Viviamo in un mondo in cui è possibile comprare un pull a 5 dollari ed è spesso difficile trovare un biscotto che non sia stato prodotto con olio di palma e conservanti.
Un mondo in cui le diseguaglianze sociali, il cambio del clima dovuto all’inquinamento impongono alle classi dirigenti un totale ripensamento dei modelli di vita e di consumo.
E la moda è uno dei mondi che più è causa del problema e in parte che più può aiutare (anche con la sua forza comunicativa) a trovare nuovi modelli di consumo responsabile.

Anche di questo si è discusso mercoledì 2 dicembre durante il secondo appuntamento del ciclo di incontri “Rethinking luxury” sulla responsabilità sociale nel settore moda voluti da Vitale Barberis Canonico e coordinati da Francesca Romana Rinaldi, docente del MAFED SDA Bocconi (nel quale è responsabile del topic Fashion Sustainability) e coautrice de L’impresa moda responsabile (Egea, Greenleaf Publishing).
Un’iniziativa interessante nata per generare nuove idee e condividere best practices sulla responsabilità d’impresa nel fashion luxury.

“La responsabilità- ha sottolineato Francesca Romana Rinaldi- rappresenta una grande opportunità di differenziazione per le aziende del Made in Italy: il racconto della filiera, la descrizione della qualità del prodotto e dell’integrazione tra etica, estetica ed innovazione, permettono di spiegare al consumatore il price premium. In questo storytelling le aziende che hanno mantenuto la produzione in Italia sono avvantaggiate rispetto a quelle che hanno delocalizzato.
Il nuovo consumatore è sempre più curioso ed informato sulla storia dietro al prodotto.”

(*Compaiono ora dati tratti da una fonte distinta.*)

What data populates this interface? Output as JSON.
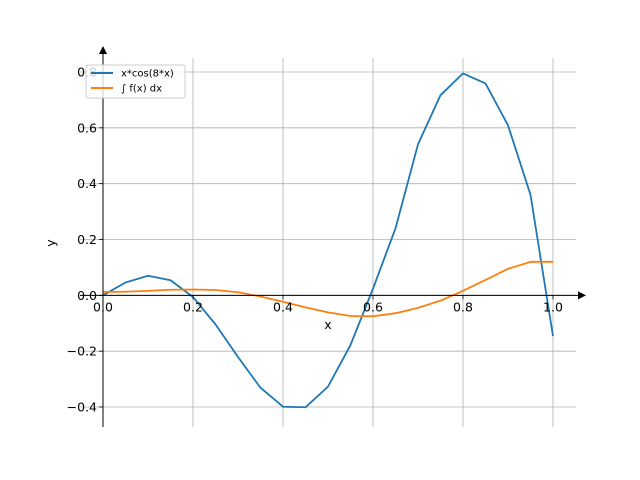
{
  "chart_data": {
    "type": "line",
    "xlabel": "x",
    "ylabel": "y",
    "xlim": [
      0.0,
      1.0
    ],
    "ylim": [
      -0.4,
      0.8
    ],
    "xticks": [
      0.0,
      0.2,
      0.4,
      0.6,
      0.8,
      1.0
    ],
    "xtick_labels": [
      "0.0",
      "0.2",
      "0.4",
      "0.6",
      "0.8",
      "1.0"
    ],
    "yticks": [
      -0.4,
      -0.2,
      0.0,
      0.2,
      0.4,
      0.6,
      0.8
    ],
    "ytick_labels": [
      "−0.4",
      "−0.2",
      "0.0",
      "0.2",
      "0.4",
      "0.6",
      "0.8"
    ],
    "grid": true,
    "legend_position": "top-left",
    "series": [
      {
        "name": "x*cos(8*x)",
        "color": "#1f77b4",
        "x": [
          0.0,
          0.05,
          0.1,
          0.15,
          0.2,
          0.25,
          0.3,
          0.35,
          0.4,
          0.45,
          0.5,
          0.55,
          0.6,
          0.65,
          0.7,
          0.75,
          0.8,
          0.85,
          0.9,
          0.95,
          1.0
        ],
        "y": [
          0.0,
          0.046,
          0.07,
          0.054,
          -0.006,
          -0.104,
          -0.221,
          -0.331,
          -0.399,
          -0.401,
          -0.327,
          -0.178,
          0.024,
          0.24,
          0.541,
          0.717,
          0.795,
          0.759,
          0.609,
          0.36,
          -0.146
        ]
      },
      {
        "name": "∫ f(x) dx",
        "color": "#ff7f0e",
        "x": [
          0.0,
          0.05,
          0.1,
          0.15,
          0.2,
          0.25,
          0.3,
          0.35,
          0.4,
          0.45,
          0.5,
          0.55,
          0.6,
          0.65,
          0.7,
          0.75,
          0.8,
          0.85,
          0.9,
          0.95,
          1.0
        ],
        "y": [
          0.012,
          0.013,
          0.016,
          0.02,
          0.021,
          0.019,
          0.011,
          -0.004,
          -0.023,
          -0.043,
          -0.061,
          -0.074,
          -0.075,
          -0.064,
          -0.045,
          -0.019,
          0.016,
          0.055,
          0.095,
          0.12,
          0.12
        ]
      }
    ]
  }
}
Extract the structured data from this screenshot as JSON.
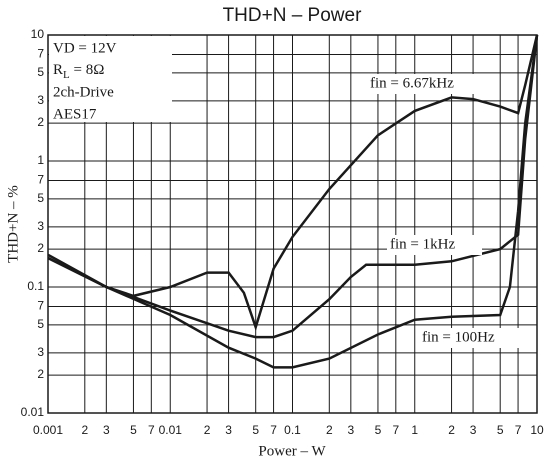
{
  "chart_data": {
    "type": "line",
    "title": "THD+N – Power",
    "xlabel": "Power – W",
    "ylabel": "THD+N – %",
    "xscale": "log",
    "yscale": "log",
    "grid": true,
    "xlim": [
      0.001,
      10
    ],
    "ylim": [
      0.01,
      10
    ],
    "xticks": [
      0.001,
      {
        "value": 0.002,
        "label": "2"
      },
      {
        "value": 0.003,
        "label": "3"
      },
      {
        "value": 0.005,
        "label": "5"
      },
      {
        "value": 0.007,
        "label": "7"
      },
      0.01,
      {
        "value": 0.02,
        "label": "2"
      },
      {
        "value": 0.03,
        "label": "3"
      },
      {
        "value": 0.05,
        "label": "5"
      },
      {
        "value": 0.07,
        "label": "7"
      },
      0.1,
      {
        "value": 0.2,
        "label": "2"
      },
      {
        "value": 0.3,
        "label": "3"
      },
      {
        "value": 0.5,
        "label": "5"
      },
      {
        "value": 0.7,
        "label": "7"
      },
      1,
      2,
      3,
      5,
      7,
      10
    ],
    "yticks": [
      0.01,
      {
        "value": 0.02,
        "label": "2"
      },
      {
        "value": 0.03,
        "label": "3"
      },
      {
        "value": 0.05,
        "label": "5"
      },
      {
        "value": 0.07,
        "label": "7"
      },
      0.1,
      {
        "value": 0.2,
        "label": "2"
      },
      {
        "value": 0.3,
        "label": "3"
      },
      {
        "value": 0.5,
        "label": "5"
      },
      {
        "value": 0.7,
        "label": "7"
      },
      1,
      2,
      3,
      5,
      7,
      10
    ],
    "conditions": {
      "supply": "VD = 12V",
      "load": {
        "symbol": "R",
        "subscript": "L",
        "value": " = 8Ω"
      },
      "drive": "2ch-Drive",
      "filter": "AES17"
    },
    "series": [
      {
        "name": "fin = 6.67kHz",
        "color": "#1a1a1a",
        "x": [
          0.001,
          0.003,
          0.005,
          0.01,
          0.02,
          0.03,
          0.04,
          0.05,
          0.07,
          0.1,
          0.2,
          0.5,
          1,
          2,
          3,
          5,
          7,
          8,
          10
        ],
        "values": [
          0.17,
          0.1,
          0.085,
          0.1,
          0.13,
          0.13,
          0.09,
          0.048,
          0.14,
          0.25,
          0.6,
          1.6,
          2.5,
          3.2,
          3.1,
          2.7,
          2.4,
          4,
          10
        ]
      },
      {
        "name": "fin = 1kHz",
        "color": "#1a1a1a",
        "x": [
          0.001,
          0.003,
          0.01,
          0.03,
          0.05,
          0.07,
          0.1,
          0.2,
          0.3,
          0.4,
          0.5,
          1,
          2,
          5,
          7,
          8,
          10
        ],
        "values": [
          0.18,
          0.1,
          0.065,
          0.045,
          0.04,
          0.04,
          0.045,
          0.08,
          0.12,
          0.15,
          0.15,
          0.15,
          0.16,
          0.2,
          0.26,
          1.5,
          10
        ]
      },
      {
        "name": "fin = 100Hz",
        "color": "#1a1a1a",
        "x": [
          0.001,
          0.003,
          0.01,
          0.03,
          0.05,
          0.07,
          0.1,
          0.2,
          0.5,
          1,
          2,
          5,
          6,
          7,
          8,
          10
        ],
        "values": [
          0.17,
          0.1,
          0.06,
          0.033,
          0.027,
          0.023,
          0.023,
          0.027,
          0.042,
          0.055,
          0.058,
          0.06,
          0.1,
          0.4,
          2,
          10
        ]
      }
    ]
  }
}
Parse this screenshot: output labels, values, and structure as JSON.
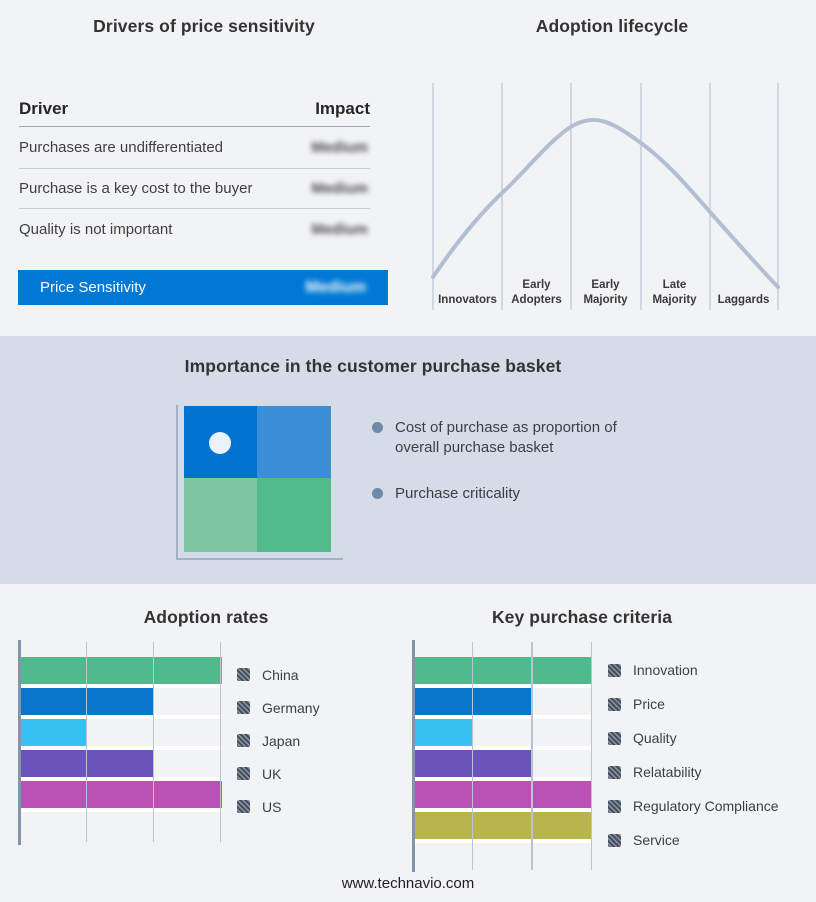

All’evento del 2 dicembre sono intervenuti anche la Responsabile comunicazione Stella Jean e Founder Studio Re Monica Re, il Sustainability Services Leader Deloitte Italia Franco Amelio, la responsabile in Italia di Fashion Revolution Day /Auteurs du Monde Marina Spadafora e la Responsabile del Dipartimento Intellectual Property Rödl & Partner Camilla Manfredi.

“Sono convinta- ha dichiarato Marina Spadafora di Fashion Revolution Day /Auteurs du Monde- che attraverso scuole e università si possa creare consapevolezza tra i giovani riguardo le abitudini e l’impatto che i nostri acquisti hanno sulla società e sull’ambiente. Solo quando il consumatore finale esigerà trasparenza e comportamenti etici dalle aziende da cui acquista si potrà vedere un cambiamento profondo dettato dalla domanda del mercato per prodotti sostenibili.”

“Un mondo in forte mutazione- ha detto Monica Re- non può essere raccontato con i vecchi linguaggi. Un’azienda all’altezza dei tempi, è un organismo vitale, che fa ricerca, pratica il cambiamento come strumento creativo, ed è fatta di persone che rivelano attraverso i loro prodotti una precisa filosofia. La “Wax &Stripes philosophy”, manifesto dello stile della designer Stella Jean, dà voce alle esigenze di aggregazione e interdipendenza fra le molte “etnie culturali” oggi presenti nel corpo sociale, in una sorta di contro- colonizzazione culturale. Stella Jean collabora con artigiani africani e haitiani sulla base di in un principio di rivalutazione, impatto economico e rispetto dei territori, delle risorse e tradizioni delle comunità indigene che vanno sostenute, preservando un infinito patrimonio di antichi saperi a rischio di estinzione e contrastando la livella svilente della massificazione imperialista”

“Non può esserci innovazione senza sostenibilità e viceversa”, ha concluso Francesca Romana Rinaldi. “L’eccellenza delle materie prime, le condizioni di allevamento degli animali da cui sono ottenute, la tutela dell’ambiente, la costante attenzione al benessere dei dipendenti e la massima attenzione alle esigenze dei consumatori sono i valori che hanno reso il lanificio Vitale Barberis Canonico un bellissimo esempio di responsabilità sociale.”

ps Probabilmente i cambiamenti che stanno avvenendo nel mondo dell’agroalimentare può essere un segnale interessante. Oggi è cresciuta la consapevolezza dell’importanza di prodotti a chilometro e di coltivazione biologica. Marchi un tempo visti come di nicchia, come i biscotti della Di Leo che da 25 anni realizza prodotti senza olio di palma, oggi stanno diventando un must have e da Matera stanno conquistando i mercati internazionali.